Study Proves That Twitter and Facebook Correlate to Market Performance
Going Like Sixty — March 19, 2011 — Business
References: venturebeat
When you tweet, Wall Street listens. When you Like, Wall Street is watching and aggregates your likes to determine a brand popularity and indicate future stock prices. Using social media to predict a stock price may be the next big thing for anybody looking to make a killing in the stock market.
A doctoral student at Pace University recently did a study using Famecount to test the theory. Can social media habits predict stock prices of big-name companies? Starbucks, Coca Cola and Nike were tracked for 10 months. Based on tweets, Facebook "Likes" and YouTube views, the brand's social media fame was logged against the stock price compared to other consumer stocks. The student proved that there is a correlation. Although stock price didn't go up in Coke's case -- it actually went down -- social media withstood the test as an indicator.
Doubters will note that only a very small number of brands were tracked, but traders are known to take risks on indicators with far less reliability than shown using social media. Rochester Cahan, the vice president of Global Equity Quantitative Strategy at Deutsche Bank, says there is significant improvements for traders when they take into account social media.

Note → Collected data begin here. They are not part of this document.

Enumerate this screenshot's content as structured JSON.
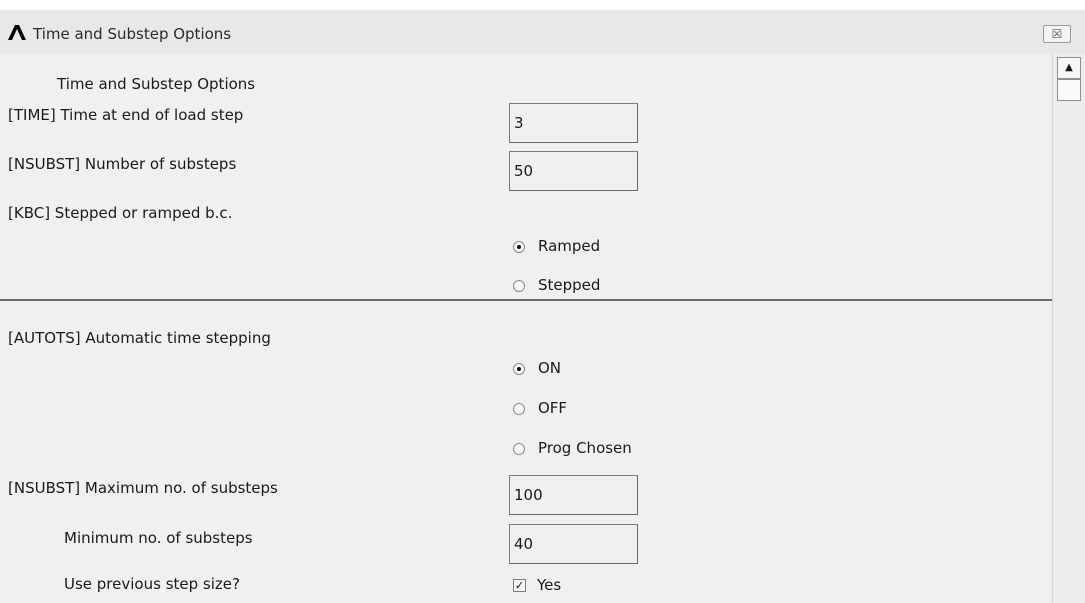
{
  "window": {
    "title": "Time and Substep Options",
    "close_glyph": "☒"
  },
  "section1": {
    "heading": "Time and Substep Options",
    "time": {
      "label": "[TIME]  Time at end of load step",
      "value": "3"
    },
    "nsubst": {
      "label": "[NSUBST]  Number of substeps",
      "value": "50"
    },
    "kbc": {
      "label": "[KBC]     Stepped or ramped b.c.",
      "options": [
        "Ramped",
        "Stepped"
      ],
      "selected": "Ramped"
    }
  },
  "section2": {
    "autots": {
      "label": "[AUTOTS] Automatic time stepping",
      "options": [
        "ON",
        "OFF",
        "Prog Chosen"
      ],
      "selected": "ON"
    },
    "max_substeps": {
      "label": "[NSUBST] Maximum no. of substeps",
      "value": "100"
    },
    "min_substeps": {
      "label": "Minimum no. of substeps",
      "value": "40"
    },
    "use_prev": {
      "label": "Use previous step size?",
      "checkbox_label": "Yes",
      "checked": true
    }
  },
  "scrollbar": {
    "up_arrow": "▲"
  }
}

A doctoral student at Pace University recently did a study using Famecount to test the theory. Can social media habits predict stock prices of big-name companies? Starbucks, Coca Cola and Nike were tracked for 10 months. Based on tweets, Facebook "Likes" and YouTube views, the brand's social media fame was logged against the stock price compared to other consumer stocks. The student proved that there is a correlation. Although stock price didn't go up in Coke's case -- it actually went down -- social media withstood the test as an indicator.
Doubters will note that only a very small number of brands were tracked, but traders are known to take risks on indicators with far less reliability than shown using social media. Rochester Cahan, the vice president of Global Equity Quantitative Strategy at Deutsche Bank, says there is significant improvements for traders when they take into account social media.
Trend Themes
1. Social Media Predictive Analytics - Using social media data to predict stock prices is a disruptive innovation opportunity for investors.
2. Brand Popularity Tracking - Tracking social media fame against stock prices is a disruptive innovation opportunity for market analysts.
3. Social Media as Market Indicators - Leveraging social media metrics as market indicators is a disruptive innovation opportunity for traders.
Industry Implications
1. Finance - Integrating social media analytics into financial strategies is a disruptive innovation opportunity for the finance industry.
2. Digital Marketing - Using social media metrics to track brand popularity is a disruptive innovation opportunity for the digital marketing industry.
3. Data Science - Developing predictive algorithms based on social media data is a disruptive innovation opportunity for the data science industry.